As someone who’s often asked to speak to Episcopal clergy groups about how to communicate online, I’ve been watching the rise of Facebook with real interest. At its best, Facebook is an incredible pastoral care tool. I’ve seen parishioners share a crisis online well before they or their friends and family think to call the church or otherwise alert their clergy. That information has allowed us to reach out preemptively and help people find the resources they need to prevent a bad situation from getting worse.
This was able to happen because people had a reasonable expectation that only their friends could see their information. That expectation let people be more open than they otherwise would be online.
But lately, Facebooks been making some changes to the way they curate your posted info. Wired has a long article that details the changes that began last winter – and which over the last week or two have fundamentally changed the expectation of privacy. For instance:
“Another company has an application that will collect all your updates from services around the web into a central portal — including from Facebook — after you give the site your password to log in to Facebook. Facebook is suing the company and alleging it is breaking criminal law by not complying with its terms of service.

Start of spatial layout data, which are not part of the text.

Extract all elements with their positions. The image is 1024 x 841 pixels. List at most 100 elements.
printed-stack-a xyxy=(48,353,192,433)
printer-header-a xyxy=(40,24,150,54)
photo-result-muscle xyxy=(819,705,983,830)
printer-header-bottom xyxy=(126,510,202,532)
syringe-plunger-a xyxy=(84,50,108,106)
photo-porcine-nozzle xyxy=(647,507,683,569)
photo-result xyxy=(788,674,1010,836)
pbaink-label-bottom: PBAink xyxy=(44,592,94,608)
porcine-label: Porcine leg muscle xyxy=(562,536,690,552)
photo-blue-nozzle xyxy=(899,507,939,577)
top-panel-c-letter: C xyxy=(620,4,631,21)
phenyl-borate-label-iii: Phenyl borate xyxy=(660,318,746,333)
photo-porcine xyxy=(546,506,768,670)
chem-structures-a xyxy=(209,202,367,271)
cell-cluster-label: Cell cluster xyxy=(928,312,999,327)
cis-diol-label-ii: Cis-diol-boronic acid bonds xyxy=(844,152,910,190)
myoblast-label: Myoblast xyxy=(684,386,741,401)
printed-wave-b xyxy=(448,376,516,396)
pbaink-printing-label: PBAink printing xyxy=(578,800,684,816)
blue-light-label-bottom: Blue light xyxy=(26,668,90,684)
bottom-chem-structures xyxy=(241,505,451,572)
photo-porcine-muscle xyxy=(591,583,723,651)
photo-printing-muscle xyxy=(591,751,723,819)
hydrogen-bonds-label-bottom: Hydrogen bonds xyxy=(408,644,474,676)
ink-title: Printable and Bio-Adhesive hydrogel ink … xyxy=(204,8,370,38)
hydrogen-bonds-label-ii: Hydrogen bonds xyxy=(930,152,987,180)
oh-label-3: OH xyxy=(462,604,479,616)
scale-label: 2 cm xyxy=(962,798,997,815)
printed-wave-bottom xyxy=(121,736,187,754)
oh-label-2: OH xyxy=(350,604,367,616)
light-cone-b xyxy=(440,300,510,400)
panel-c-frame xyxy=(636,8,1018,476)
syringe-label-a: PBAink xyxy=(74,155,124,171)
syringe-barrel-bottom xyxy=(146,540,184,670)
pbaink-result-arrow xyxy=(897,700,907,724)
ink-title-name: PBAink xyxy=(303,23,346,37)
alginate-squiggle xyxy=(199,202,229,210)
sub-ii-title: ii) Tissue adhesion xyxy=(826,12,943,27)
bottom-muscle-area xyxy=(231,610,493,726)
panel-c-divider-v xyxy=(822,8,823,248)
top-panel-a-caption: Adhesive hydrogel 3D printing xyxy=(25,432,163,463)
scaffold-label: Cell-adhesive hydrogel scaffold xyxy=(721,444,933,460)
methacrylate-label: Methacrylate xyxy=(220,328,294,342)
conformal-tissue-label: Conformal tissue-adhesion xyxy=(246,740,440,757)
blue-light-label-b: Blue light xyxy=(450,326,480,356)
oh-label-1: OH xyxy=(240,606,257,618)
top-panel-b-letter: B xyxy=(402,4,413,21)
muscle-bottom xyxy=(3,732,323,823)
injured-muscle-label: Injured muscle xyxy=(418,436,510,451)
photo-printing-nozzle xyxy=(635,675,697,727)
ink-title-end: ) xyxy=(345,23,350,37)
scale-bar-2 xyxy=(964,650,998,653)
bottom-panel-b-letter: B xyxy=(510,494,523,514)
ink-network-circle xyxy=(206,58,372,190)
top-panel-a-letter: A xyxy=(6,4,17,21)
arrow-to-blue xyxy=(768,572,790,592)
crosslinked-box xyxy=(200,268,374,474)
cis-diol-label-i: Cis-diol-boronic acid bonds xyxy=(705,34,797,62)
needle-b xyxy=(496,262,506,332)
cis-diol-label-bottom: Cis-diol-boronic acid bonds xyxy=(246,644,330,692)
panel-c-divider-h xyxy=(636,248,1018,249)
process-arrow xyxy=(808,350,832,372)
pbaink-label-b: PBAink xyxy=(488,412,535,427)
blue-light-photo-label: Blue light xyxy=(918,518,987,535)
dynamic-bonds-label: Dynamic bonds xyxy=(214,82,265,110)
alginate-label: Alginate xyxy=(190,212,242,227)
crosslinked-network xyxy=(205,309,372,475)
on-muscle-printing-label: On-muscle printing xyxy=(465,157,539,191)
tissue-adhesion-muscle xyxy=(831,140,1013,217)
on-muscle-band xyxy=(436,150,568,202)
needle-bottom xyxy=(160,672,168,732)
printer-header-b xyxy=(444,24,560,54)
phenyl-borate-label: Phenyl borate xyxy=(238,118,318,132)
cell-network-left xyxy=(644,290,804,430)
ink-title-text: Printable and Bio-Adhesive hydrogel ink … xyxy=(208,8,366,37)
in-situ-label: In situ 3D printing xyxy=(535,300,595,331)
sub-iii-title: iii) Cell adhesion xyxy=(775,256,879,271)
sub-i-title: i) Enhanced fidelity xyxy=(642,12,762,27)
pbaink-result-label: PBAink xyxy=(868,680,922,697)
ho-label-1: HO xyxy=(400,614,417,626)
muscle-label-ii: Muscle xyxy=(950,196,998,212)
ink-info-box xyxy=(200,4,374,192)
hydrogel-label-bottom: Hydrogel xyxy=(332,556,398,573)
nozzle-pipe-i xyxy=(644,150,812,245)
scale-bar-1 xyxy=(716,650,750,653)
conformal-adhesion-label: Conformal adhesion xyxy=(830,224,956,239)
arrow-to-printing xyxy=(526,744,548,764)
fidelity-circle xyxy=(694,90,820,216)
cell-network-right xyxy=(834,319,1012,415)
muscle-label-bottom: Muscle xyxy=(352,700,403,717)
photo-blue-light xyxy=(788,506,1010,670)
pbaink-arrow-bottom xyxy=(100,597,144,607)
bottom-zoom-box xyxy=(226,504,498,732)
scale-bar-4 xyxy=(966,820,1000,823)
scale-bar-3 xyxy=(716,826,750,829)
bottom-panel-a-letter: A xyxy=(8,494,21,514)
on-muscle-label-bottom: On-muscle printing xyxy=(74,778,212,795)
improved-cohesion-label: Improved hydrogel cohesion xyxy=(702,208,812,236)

No wonder 14 privacy groups filed a unfair-trade complaint with the FTC against Facebook on Wednesday.
Mathew Ingram at GigaOm wrote a post entitled ‘The Relationship Between Facebook and Privacy: It’s Really Complicated.’

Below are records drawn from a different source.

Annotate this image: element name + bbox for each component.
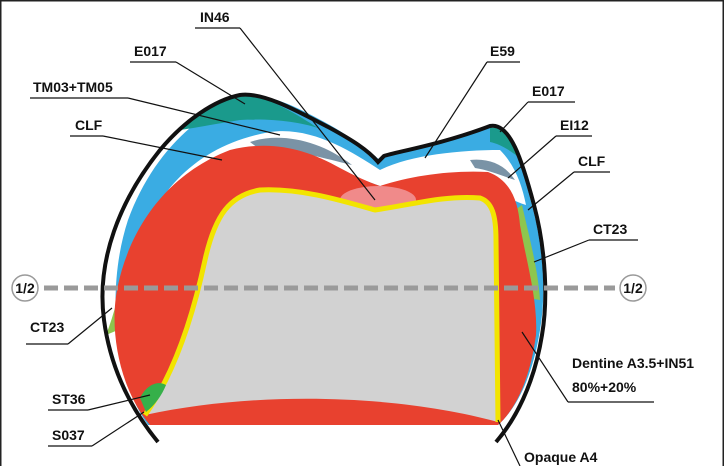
label-e017-top: E017 [134, 43, 167, 59]
opaque-line [142, 187, 501, 423]
half-marker-left: 1/2 [11, 274, 39, 302]
leader-e017-top [175, 61, 246, 105]
half-marker-right: 1/2 [619, 274, 647, 302]
clf-white-band [135, 131, 526, 262]
leader-ct23-left [67, 307, 113, 345]
ct23-right-layer [515, 205, 540, 300]
ei12-slate-layer [470, 159, 515, 180]
leader-st36 [87, 394, 151, 411]
leader-opaque [497, 419, 521, 466]
half-marker-right-text: 1/2 [623, 280, 643, 296]
teal-layer [180, 96, 318, 130]
label-opaque: Opaque A4 [524, 449, 598, 465]
leader-e59 [424, 61, 488, 159]
leader-s037 [91, 411, 145, 447]
label-ei12: EI12 [560, 117, 589, 133]
label-dentine-2: 80%+20% [572, 379, 637, 395]
leader-in46 [239, 27, 376, 201]
label-dentine-1: Dentine A3.5+IN51 [572, 355, 694, 371]
label-e017-right: E017 [532, 83, 565, 99]
st36-layer [140, 383, 166, 412]
label-e59: E59 [490, 43, 515, 59]
label-s037: S037 [52, 427, 85, 443]
leader-ct23-right [533, 239, 590, 263]
label-ct23-right: CT23 [593, 221, 627, 237]
leader-e017-right [499, 101, 529, 133]
core-layer [145, 189, 498, 422]
leader-ei12 [507, 135, 557, 179]
label-in46: IN46 [200, 9, 230, 25]
teal-layer-right [490, 127, 522, 160]
leader-dentine [521, 331, 569, 403]
label-ct23-left: CT23 [30, 319, 64, 335]
label-tm03-tm05: TM03+TM05 [33, 79, 113, 95]
label-clf-left: CLF [75, 117, 103, 133]
label-st36: ST36 [52, 391, 86, 407]
leader-tm03-tm05 [127, 97, 281, 136]
label-clf-right: CLF [578, 153, 606, 169]
tooth-outline [100, 92, 548, 444]
leader-clf-left [102, 135, 223, 161]
leader-clf-right [527, 171, 575, 211]
half-marker-left-text: 1/2 [15, 280, 35, 296]
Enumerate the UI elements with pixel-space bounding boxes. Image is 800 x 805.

No, that’s just wrong. The relationship is simple: Facebook thinks that your notions of privacy — meaning your ability to control information about yourself — are just plain old-fashioned. Head honcho Zuckerberg told a live audience in January that Facebook is simply responding to changes in privacy mores, not changing them — a convenient, but frankly untrue, statement.”

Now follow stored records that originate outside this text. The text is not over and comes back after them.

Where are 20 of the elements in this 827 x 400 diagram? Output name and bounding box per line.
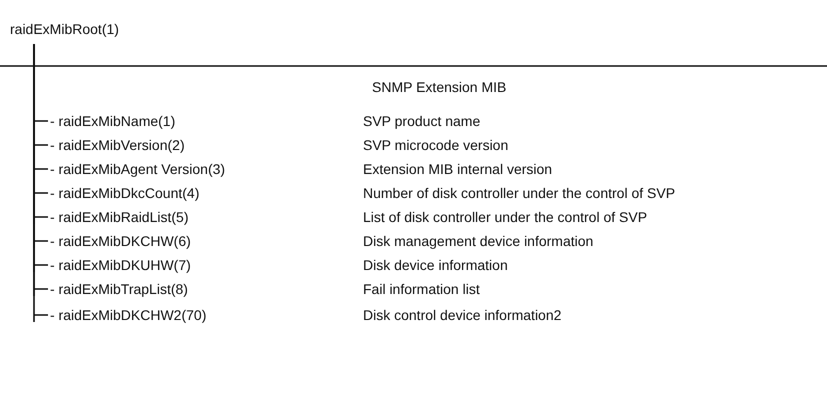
mib-object-label: - raidExMibDKCHW2(70) [50, 306, 206, 324]
description-text: Number of disk controller under the control of SVP [363, 184, 676, 202]
mib-object-label: - raidExMibDkcCount(4) [50, 184, 200, 202]
mib-object-label: - raidExMibDKCHW(6) [50, 232, 191, 250]
mib-object-label: - raidExMibTrapList(8) [50, 280, 188, 298]
description-text: Disk management device information [363, 232, 594, 250]
description-text: Disk device information [363, 256, 508, 274]
mib-object-label: - raidExMibName(1) [50, 112, 176, 130]
description-text: Fail information list [363, 280, 480, 298]
table-heading: SNMP Extension MIB [372, 78, 506, 96]
description-text: List of disk controller under the control of SVP [363, 208, 648, 226]
description-text: Extension MIB internal version [363, 160, 552, 178]
mib-object-label: - raidExMibVersion(2) [50, 136, 185, 154]
mib-object-label: - raidExMibDKUHW(7) [50, 256, 191, 274]
mib-object-label: - raidExMibAgent Version(3) [50, 160, 226, 178]
root-node-label: raidExMibRoot(1) [10, 20, 119, 38]
description-text: Disk control device information2 [363, 306, 562, 324]
description-text: SVP microcode version [363, 136, 508, 154]
mib-object-label: - raidExMibRaidList(5) [50, 208, 188, 226]
description-text: SVP product name [363, 112, 480, 130]
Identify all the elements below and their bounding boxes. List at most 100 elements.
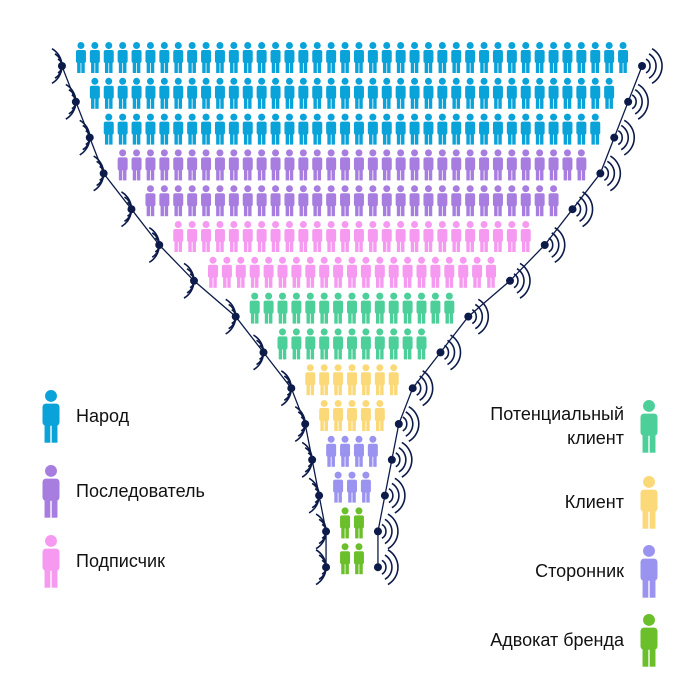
- person-icon: [423, 42, 434, 73]
- funnel-node-dot: [624, 97, 633, 106]
- person-icon: [395, 185, 406, 217]
- person-icon: [103, 77, 114, 109]
- person-icon: [451, 113, 462, 145]
- wave-icon: [402, 405, 420, 443]
- funnel-node-dot: [387, 455, 396, 464]
- person-icon: [131, 113, 142, 145]
- person-icon: [42, 535, 60, 588]
- person-icon: [333, 471, 344, 503]
- person-icon: [333, 364, 344, 396]
- person-icon: [326, 435, 337, 467]
- person-icon: [562, 42, 573, 73]
- person-icon: [270, 113, 281, 145]
- person-icon: [201, 185, 212, 217]
- person-icon: [479, 42, 490, 73]
- person-icon: [75, 42, 86, 73]
- funnel-row-people: [75, 42, 629, 73]
- person-icon: [256, 149, 267, 181]
- person-icon: [604, 42, 615, 73]
- person-icon: [520, 221, 531, 252]
- person-icon: [131, 42, 142, 73]
- legend-label-line2: клиент: [567, 428, 624, 448]
- wave-icon: [513, 262, 531, 299]
- person-icon: [312, 149, 323, 181]
- funnel-node-dot: [408, 384, 417, 393]
- person-icon: [347, 364, 357, 396]
- person-icon: [353, 185, 364, 217]
- funnel-node-dot: [596, 169, 605, 178]
- person-icon: [298, 221, 309, 252]
- person-icon: [270, 221, 281, 252]
- wave-icon: [381, 513, 399, 550]
- person-icon: [145, 149, 156, 181]
- person-icon: [305, 256, 316, 288]
- person-icon: [562, 77, 573, 109]
- person-icon: [388, 256, 399, 288]
- funnel-node-dot: [638, 62, 647, 70]
- person-icon: [103, 113, 114, 145]
- wave-icon: [471, 298, 490, 335]
- person-icon: [486, 256, 496, 288]
- person-icon: [326, 113, 337, 145]
- person-icon: [347, 328, 357, 360]
- funnel-node-dot: [85, 133, 94, 142]
- funnel-node-dot: [394, 420, 403, 428]
- person-icon: [312, 221, 323, 252]
- person-icon: [423, 77, 434, 109]
- person-icon: [249, 292, 260, 324]
- person-icon: [340, 221, 351, 252]
- wave-icon: [416, 370, 434, 407]
- person-icon: [506, 113, 517, 145]
- person-icon: [89, 42, 100, 73]
- person-icon: [353, 221, 364, 252]
- person-icon: [159, 77, 170, 109]
- funnel-node-dot: [287, 384, 296, 393]
- person-icon: [242, 42, 253, 73]
- person-icon: [277, 292, 288, 324]
- person-icon: [298, 77, 309, 109]
- person-icon: [173, 221, 184, 252]
- person-icon: [423, 221, 434, 252]
- person-icon: [187, 185, 198, 217]
- person-icon: [409, 185, 420, 217]
- person-icon: [249, 256, 260, 288]
- funnel-row-client: [305, 364, 399, 396]
- person-icon: [214, 113, 225, 145]
- person-icon: [381, 149, 392, 181]
- person-icon: [520, 42, 531, 73]
- wave-icon: [395, 441, 413, 478]
- person-icon: [145, 77, 156, 109]
- person-icon: [270, 42, 281, 73]
- person-icon: [590, 113, 601, 145]
- person-icon: [270, 149, 281, 181]
- person-icon: [347, 256, 357, 288]
- person-icon: [340, 185, 351, 217]
- person-icon: [214, 42, 225, 73]
- legend-label: Подписчик: [76, 551, 165, 571]
- person-icon: [284, 221, 295, 252]
- person-icon: [437, 113, 448, 145]
- person-icon: [353, 149, 364, 181]
- person-icon: [381, 113, 392, 145]
- person-icon: [221, 256, 232, 288]
- legend-label: Сторонник: [535, 561, 624, 581]
- person-icon: [395, 221, 406, 252]
- person-icon: [117, 149, 128, 181]
- person-icon: [173, 113, 184, 145]
- person-icon: [388, 364, 399, 396]
- person-icon: [472, 256, 483, 288]
- person-icon: [284, 42, 295, 73]
- person-icon: [42, 390, 60, 443]
- person-icon: [640, 614, 658, 667]
- wave-icon: [548, 226, 566, 264]
- legend-people: Народ: [40, 388, 129, 444]
- funnel-node-dot: [301, 420, 310, 428]
- person-icon: [353, 113, 364, 145]
- person-icon: [381, 42, 392, 73]
- legend-label-line1: Потенциальный: [490, 404, 624, 424]
- person-icon: [326, 77, 337, 109]
- person-icon: [367, 435, 378, 467]
- wave-icon: [444, 334, 462, 371]
- funnel-row-prospect: [249, 292, 455, 324]
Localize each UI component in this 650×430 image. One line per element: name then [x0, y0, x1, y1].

Read the full article here.
The article ends with a call for an open-source alternative to Facebook. Which is a neat idea, but totally unrealistic. The bandwidth and server time required for anything useful are well the resources of a volunteer group. I don’t think Wikipedia’s servers could handle the load, and they’re constantly scrambling for funds to keep that site afloat.
I think the real upshot is that those of us who want to be on Facebook, and make use of the information others provide there, are going to have to pay close attention to how we use it. When I’ve spoken with bishops about their use of Facebook, I suggest that they imagine they are wearing their miter when they sit down to use the site. It’s way of reminding themselves not to “over share”. All of us know how to be public and intentional about what we say. The illusion of intimacy and privacy on Facebook tends to entice us to saying things we wouldn’t say in front of a congregation or convention – but that’s effectively just what are all doing now on Facebook.
I’m worried about the implications of now only having the illusion of privacy and intimacy on Facebook, I’m leery about using the Facebook connector web apps which allow you to “like” a site online and then have that info broadcast everywhere. It’s because of that worry that I don’t think I’m going to install the web app on this blog. Which might impact the readership numbers, but I’m not really writing for a broad audience anyhow. (In case you haven’t figured that out… grin.)